Shares of Aimia Inc (AIM.TO), which runs the Aeroplan loyalty program, rose nearly 10 percent after it announced the proposed 10-year agreement with TD on Thursday. Shares of the two banks were up modestly.
CIBC and Aimia have partnered for 22 years on the profitable “Aerogold” rewards card, which allows customers to accumulate Aeroplan points that can be cashed in for travel on Air Canada ACb.TO and its partner airlines, as well as other goods.
Analysts estimate the card produces around 10 percent of CIBC’s profits. The bank, Canada’s fifth-largest, does not disclose financial results from its cards business.
“In the short term, definitely a headwind for earnings for CIBC,” said Jeffrey Bradacs, a portfolio manager at Manulife Asset Management, which owns shares of both banks.
CIBC and Aimia entered talks to renew their agreement last year. But CIBC said last month it was going ahead with a plan to create an alternative rewards card in the event the partnership was not renewed.
Under the terms of the current agreement, CIBC can still hold on to the Aimia partnership if it matches the terms of TD’s deal by August 9, but observers said that seemed unlikely.

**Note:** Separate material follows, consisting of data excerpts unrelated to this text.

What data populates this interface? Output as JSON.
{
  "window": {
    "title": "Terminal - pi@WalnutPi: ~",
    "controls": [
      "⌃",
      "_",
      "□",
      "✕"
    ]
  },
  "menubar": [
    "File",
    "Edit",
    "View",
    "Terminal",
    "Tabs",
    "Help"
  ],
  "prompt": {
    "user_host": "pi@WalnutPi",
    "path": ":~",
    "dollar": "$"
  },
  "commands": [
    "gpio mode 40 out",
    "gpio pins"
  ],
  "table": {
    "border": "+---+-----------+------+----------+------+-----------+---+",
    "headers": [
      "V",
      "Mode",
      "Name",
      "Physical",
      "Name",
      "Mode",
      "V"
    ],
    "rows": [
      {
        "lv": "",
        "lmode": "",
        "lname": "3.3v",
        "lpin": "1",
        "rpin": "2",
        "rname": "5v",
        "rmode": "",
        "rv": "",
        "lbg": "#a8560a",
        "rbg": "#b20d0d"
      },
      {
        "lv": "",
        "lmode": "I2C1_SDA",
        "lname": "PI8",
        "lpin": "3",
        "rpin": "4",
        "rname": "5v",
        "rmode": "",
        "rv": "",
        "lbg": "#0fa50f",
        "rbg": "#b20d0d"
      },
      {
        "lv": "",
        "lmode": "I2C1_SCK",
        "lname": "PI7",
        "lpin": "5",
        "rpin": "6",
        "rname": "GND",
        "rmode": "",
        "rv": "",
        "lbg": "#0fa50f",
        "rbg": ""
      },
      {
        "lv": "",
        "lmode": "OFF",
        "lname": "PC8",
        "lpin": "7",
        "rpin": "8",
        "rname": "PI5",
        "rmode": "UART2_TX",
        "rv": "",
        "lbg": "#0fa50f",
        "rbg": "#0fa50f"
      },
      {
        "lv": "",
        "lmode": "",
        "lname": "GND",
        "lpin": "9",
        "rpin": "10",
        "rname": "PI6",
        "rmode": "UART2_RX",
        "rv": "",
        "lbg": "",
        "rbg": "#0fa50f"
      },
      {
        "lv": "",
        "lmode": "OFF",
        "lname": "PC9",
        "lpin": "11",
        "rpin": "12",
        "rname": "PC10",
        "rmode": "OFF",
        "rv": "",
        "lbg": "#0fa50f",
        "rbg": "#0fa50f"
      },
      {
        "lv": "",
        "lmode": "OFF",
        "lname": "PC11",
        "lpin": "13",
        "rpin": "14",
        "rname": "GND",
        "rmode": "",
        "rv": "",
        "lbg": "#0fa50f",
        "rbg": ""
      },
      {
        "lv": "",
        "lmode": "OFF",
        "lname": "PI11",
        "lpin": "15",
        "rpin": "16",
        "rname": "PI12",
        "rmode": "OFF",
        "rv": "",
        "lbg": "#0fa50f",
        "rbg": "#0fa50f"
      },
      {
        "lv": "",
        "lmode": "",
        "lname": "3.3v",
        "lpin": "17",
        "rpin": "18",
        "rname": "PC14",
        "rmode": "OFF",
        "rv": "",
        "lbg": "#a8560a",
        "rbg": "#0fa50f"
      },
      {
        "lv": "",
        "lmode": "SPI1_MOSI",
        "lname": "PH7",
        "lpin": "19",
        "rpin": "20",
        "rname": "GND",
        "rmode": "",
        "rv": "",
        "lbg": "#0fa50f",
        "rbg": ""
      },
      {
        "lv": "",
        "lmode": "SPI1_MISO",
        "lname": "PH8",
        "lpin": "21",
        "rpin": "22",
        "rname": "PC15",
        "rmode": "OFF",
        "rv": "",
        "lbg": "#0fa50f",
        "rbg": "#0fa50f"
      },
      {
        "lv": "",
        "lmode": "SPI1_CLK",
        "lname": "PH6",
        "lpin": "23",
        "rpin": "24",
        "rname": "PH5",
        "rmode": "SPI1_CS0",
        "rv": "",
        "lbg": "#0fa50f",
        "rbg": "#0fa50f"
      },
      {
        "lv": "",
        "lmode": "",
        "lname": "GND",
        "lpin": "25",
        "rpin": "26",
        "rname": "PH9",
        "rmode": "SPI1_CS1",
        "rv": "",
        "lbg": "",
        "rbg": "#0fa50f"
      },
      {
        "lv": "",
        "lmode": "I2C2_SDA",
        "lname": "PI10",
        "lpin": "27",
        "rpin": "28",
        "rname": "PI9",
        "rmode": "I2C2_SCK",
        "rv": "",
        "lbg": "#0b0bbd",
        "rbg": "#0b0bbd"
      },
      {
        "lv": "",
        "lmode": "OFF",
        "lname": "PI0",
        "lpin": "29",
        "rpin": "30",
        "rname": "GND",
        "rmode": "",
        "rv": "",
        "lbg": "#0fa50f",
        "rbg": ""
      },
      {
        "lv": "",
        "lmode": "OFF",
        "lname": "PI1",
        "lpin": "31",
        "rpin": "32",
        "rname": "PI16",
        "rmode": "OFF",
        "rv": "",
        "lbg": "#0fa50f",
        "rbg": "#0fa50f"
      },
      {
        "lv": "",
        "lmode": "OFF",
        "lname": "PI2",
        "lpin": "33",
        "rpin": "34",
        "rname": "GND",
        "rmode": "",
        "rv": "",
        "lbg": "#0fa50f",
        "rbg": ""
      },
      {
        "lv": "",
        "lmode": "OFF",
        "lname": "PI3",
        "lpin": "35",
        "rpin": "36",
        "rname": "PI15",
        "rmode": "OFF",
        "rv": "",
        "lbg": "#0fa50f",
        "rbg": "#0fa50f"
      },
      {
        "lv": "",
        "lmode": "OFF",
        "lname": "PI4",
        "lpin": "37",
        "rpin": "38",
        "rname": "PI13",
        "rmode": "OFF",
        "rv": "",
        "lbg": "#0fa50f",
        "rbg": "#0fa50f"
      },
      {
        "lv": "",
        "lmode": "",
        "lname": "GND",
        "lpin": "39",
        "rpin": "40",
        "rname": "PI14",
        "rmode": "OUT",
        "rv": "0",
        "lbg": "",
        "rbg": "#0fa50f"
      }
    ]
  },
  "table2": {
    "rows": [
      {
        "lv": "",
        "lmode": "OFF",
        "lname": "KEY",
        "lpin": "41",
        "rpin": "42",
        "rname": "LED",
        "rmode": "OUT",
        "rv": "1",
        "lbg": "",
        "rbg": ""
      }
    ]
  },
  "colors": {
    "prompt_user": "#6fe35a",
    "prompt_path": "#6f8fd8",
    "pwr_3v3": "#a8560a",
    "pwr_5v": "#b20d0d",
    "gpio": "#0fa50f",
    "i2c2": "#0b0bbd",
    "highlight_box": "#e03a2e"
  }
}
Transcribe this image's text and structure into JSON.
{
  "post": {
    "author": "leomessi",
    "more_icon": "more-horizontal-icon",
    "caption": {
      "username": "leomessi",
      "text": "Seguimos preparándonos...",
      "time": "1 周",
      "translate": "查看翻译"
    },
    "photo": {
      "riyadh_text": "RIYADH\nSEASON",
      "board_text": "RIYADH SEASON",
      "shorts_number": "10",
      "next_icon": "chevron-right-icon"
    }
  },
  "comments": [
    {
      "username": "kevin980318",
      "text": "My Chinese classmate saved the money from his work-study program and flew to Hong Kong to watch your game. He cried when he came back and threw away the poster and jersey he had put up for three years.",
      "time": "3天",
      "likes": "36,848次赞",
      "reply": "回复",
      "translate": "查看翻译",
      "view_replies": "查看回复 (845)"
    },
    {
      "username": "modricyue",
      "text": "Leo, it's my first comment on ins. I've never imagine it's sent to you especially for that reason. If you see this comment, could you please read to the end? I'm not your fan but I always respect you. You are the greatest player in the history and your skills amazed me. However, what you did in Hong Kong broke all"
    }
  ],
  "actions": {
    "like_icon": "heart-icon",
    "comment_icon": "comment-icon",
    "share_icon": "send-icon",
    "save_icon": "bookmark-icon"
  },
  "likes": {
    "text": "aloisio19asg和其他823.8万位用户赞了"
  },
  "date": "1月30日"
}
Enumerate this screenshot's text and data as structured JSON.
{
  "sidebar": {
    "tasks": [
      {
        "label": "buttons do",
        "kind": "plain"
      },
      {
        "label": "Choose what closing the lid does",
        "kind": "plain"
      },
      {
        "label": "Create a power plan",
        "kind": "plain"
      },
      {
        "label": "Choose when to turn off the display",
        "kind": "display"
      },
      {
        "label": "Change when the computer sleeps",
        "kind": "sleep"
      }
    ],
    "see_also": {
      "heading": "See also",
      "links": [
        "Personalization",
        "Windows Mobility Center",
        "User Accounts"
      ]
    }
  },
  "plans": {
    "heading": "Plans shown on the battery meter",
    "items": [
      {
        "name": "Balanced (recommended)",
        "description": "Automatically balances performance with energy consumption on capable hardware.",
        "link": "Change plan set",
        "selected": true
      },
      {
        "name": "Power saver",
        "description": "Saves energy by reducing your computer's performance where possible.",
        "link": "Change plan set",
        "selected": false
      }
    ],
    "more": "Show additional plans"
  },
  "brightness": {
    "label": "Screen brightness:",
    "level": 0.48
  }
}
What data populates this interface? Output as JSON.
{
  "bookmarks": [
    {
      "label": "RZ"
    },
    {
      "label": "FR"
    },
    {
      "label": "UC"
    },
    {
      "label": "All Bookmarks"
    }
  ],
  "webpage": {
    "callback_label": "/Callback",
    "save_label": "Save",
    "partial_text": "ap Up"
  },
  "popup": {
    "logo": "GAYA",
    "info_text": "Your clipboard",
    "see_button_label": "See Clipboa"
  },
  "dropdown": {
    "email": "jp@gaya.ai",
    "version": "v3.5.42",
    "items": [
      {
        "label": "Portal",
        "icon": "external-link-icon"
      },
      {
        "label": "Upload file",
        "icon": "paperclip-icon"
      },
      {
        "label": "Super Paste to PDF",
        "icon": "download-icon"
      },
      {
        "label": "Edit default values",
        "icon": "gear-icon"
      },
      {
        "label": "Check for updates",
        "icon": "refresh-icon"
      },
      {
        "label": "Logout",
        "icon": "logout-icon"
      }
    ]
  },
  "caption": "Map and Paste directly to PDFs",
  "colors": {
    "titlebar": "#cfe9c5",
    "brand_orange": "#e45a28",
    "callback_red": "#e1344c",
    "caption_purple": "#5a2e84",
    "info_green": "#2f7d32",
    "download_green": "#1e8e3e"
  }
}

If that happens, TD is entitled to a breakup fee of C$80 million.
“While this is a possibility, we do not believe that it is probable as the relationship between the two organizations has likely become tarnished through these developments,” Barclays Capital analyst John Aiken said in a note.
CIBC would not comment on the likelihood of it exercising its right to match the offer, but said in a statement that “the notice by Aimia has been presented in a way that is inconsistent with our understanding of our rights.”
The bank added it was reviewing the proposed agreement.
Canadian banks have been facing the double-whammy of slowing loan growth, driven by a cooling housing sector, as well as low interest rates, which narrow the margins they make on loans.
TD has been building up its credit card business in recent years with deals such as its 2011 purchase of the MBNA Canadian credit card business from Bank of America (BAC.N).
While credit card loans are considered riskier than the mortgages that make up the bulk of Canadian bank loan books, they also boast more lucrative rates.
TD said the agreement, to take effect January 1, 2014 if it goes through, would not have a material impact on its 2014 earnings but would make a “solid contribution” to 2015 earnings.
The bank will make a C$100 million ($95.32 million) upfront payment as part of the deal and commit to annual miles purchases for the first three years. The bank said it plans to offer a new suite of cards beginning in 2014.
Shares of TD, which is Canada’s No. 2 bank, were up 0.7 percent at C$83.97.
CIBC, which has fallen 5 percent since the bank suggested in late May that the Aeroplan agreement might not be renewed, was up 0.9 percent at C$75.73.
Aimia said in a statement that the deal with TD would bring improved growth and strong free cash flow generation over the longer term.
Aimia’s shares were up 9.8 percent or C$1.37 at C$15.29.